1954 British film by John Harlow

Dangerous Cargo is a 1954 British black and white second feature ('B') crime film directed by John Harlow starring Jack Watling, Susan Stephen and Karel Stepanek. The film was written by Daily Express crime reporter Percy Hoskins and Stanley Haynes, and produced by Haynes for ACT Films.

==Plot==
Security man Tim Matthews works at London Airport. His wartime friend Harry, now a criminal working for master crook Pliny, tricks him into owing money to a bookie by giving him tips on dog races controlled by the gang, where he consistently wins, then one final, false tip, which leaves Tim owing much more money than he can repay. The criminals demand to know details of gold shipments coming through the airport and when he refuses, they beat him up and threaten his wife Janie, and he gives them the details. The couple enlist the aid of their friend Noel, and inform the police, who let the robbery plan unfold, with undercover officers taking the place of all the staff but Tim and Noel. When the gang get to the airport to steal the gold, the police are waiting.

==Cast==
- Jack Watling as Tim Matthews
- Susan Stephen as Janie Matthews
- Karel Stepanek as Pliny
- Richard Pearson as Noel
- Terence Alexander as Harry
- John Le Mesurier as Luigi
- Ballard Berkeley as Findley
- Genine Graham as Diana
- John Longden as Worthington
- Trevor Reid as Watson
- Arthur Rigby as Feathers
- John H. Watson as Tomkins
- Arthur Mullard as thug

==Production==
The film was shot at Walton Studios near London with sets designed by the art director Don Russell.

== Critical reception ==
Monthly Film Bulletin wrote: "A rather pedestrian "crook " story of a familiar type. Susan Stephen, as Janie Matthews, engagingly makes the most of a flimsy part."

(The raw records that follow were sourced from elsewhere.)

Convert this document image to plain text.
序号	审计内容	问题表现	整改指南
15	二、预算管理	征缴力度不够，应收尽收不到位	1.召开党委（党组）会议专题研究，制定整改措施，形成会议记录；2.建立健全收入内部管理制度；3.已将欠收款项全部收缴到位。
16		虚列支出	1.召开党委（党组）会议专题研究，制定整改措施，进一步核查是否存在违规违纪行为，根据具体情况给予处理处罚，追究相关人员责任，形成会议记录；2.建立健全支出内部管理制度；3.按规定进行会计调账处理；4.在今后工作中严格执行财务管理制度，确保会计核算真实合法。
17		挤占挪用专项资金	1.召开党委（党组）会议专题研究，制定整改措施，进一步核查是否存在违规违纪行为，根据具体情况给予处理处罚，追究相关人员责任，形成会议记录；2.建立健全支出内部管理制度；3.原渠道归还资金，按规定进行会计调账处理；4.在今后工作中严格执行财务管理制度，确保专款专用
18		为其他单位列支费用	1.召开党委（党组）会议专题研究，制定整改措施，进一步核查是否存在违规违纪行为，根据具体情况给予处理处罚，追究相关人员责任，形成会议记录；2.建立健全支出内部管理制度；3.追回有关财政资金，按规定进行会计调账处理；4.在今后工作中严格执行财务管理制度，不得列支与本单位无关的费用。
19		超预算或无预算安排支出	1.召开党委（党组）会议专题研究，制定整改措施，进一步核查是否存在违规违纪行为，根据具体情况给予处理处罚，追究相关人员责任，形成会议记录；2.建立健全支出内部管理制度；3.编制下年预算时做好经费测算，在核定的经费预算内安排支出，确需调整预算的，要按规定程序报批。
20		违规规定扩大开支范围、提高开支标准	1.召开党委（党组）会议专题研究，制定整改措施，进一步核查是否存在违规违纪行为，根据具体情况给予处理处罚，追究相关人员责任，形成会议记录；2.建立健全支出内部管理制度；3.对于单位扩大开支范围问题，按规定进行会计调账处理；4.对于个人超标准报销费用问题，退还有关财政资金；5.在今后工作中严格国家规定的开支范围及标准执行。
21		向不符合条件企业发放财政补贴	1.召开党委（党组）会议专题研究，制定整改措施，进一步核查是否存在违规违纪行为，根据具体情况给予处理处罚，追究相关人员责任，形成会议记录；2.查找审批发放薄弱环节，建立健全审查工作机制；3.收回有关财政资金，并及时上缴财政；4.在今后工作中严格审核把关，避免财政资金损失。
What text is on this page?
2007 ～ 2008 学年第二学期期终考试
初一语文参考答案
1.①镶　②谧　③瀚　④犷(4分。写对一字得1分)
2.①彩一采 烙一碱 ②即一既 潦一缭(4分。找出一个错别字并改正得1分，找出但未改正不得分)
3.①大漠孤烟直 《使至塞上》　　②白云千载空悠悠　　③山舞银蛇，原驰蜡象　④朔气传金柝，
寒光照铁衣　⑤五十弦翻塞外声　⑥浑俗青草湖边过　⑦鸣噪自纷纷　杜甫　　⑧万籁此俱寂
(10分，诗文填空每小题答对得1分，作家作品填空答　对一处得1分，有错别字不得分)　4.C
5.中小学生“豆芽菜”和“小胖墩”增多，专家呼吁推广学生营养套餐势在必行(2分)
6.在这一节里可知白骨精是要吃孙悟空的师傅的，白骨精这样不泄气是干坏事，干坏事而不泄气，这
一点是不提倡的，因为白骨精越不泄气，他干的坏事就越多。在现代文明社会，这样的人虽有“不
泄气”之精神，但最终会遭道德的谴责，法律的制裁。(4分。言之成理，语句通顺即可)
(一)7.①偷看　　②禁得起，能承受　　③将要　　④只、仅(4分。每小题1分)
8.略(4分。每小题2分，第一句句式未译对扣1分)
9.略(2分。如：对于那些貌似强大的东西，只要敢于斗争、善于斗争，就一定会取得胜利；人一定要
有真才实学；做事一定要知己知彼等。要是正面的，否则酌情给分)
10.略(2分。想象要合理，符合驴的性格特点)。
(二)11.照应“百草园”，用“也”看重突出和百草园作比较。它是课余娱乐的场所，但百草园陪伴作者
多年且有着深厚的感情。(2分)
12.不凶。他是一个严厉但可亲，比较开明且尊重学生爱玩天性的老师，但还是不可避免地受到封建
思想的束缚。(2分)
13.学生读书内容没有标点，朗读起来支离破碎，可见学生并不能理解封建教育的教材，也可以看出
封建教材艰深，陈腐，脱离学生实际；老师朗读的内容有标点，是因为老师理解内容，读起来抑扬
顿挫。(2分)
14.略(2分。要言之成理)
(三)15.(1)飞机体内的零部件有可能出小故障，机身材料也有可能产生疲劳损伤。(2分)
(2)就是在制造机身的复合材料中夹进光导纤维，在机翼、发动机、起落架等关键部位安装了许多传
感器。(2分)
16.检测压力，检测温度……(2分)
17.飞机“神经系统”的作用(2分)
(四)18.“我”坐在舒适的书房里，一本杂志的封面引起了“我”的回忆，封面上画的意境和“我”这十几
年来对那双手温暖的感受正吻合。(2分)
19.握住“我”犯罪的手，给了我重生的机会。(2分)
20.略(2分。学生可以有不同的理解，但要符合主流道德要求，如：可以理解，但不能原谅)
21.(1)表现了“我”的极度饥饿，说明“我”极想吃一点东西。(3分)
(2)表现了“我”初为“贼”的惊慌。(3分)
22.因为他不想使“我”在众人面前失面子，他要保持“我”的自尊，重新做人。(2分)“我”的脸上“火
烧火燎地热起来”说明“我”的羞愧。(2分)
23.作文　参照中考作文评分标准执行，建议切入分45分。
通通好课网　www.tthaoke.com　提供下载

Kine Weekly wrote: "Compact, skilfully carpentered romantic crime melodrama. ... Warm domestic byplay neatly balances the rough stuff and, together with authentic detail, contributes to a happy, thrill-packed climax. Women, as well as men, should find the lively capsule easy to swallow and digest ... Jack Watling thoroughly convinces as the true-blue, though completely ingenuous Tim, Susan Stephen makes an engaging Jane, and Karel Stcpanck is in his clement as the evil Pliny. Supporting players, too, are natural, Colourful dog racing and nightclub sequences effectively punctuate tender fireside scenes, and contrast subtly underlines the moral of the salutary closely knit tale."

Picturegoer wrote: "Crime and domesticity seldom make good partners, but in this lively little melodrama the marriage definitely proves fruitful. ... Jack Watling and Susan Staplen work smoothly and, together with a sound supporting cast, bring pathos and point to the play."

In British Sound Films: The Studio Years 1928–1959 David Quinlan rated the film as "average", writing: "Bright performances lift ordinary melodrama."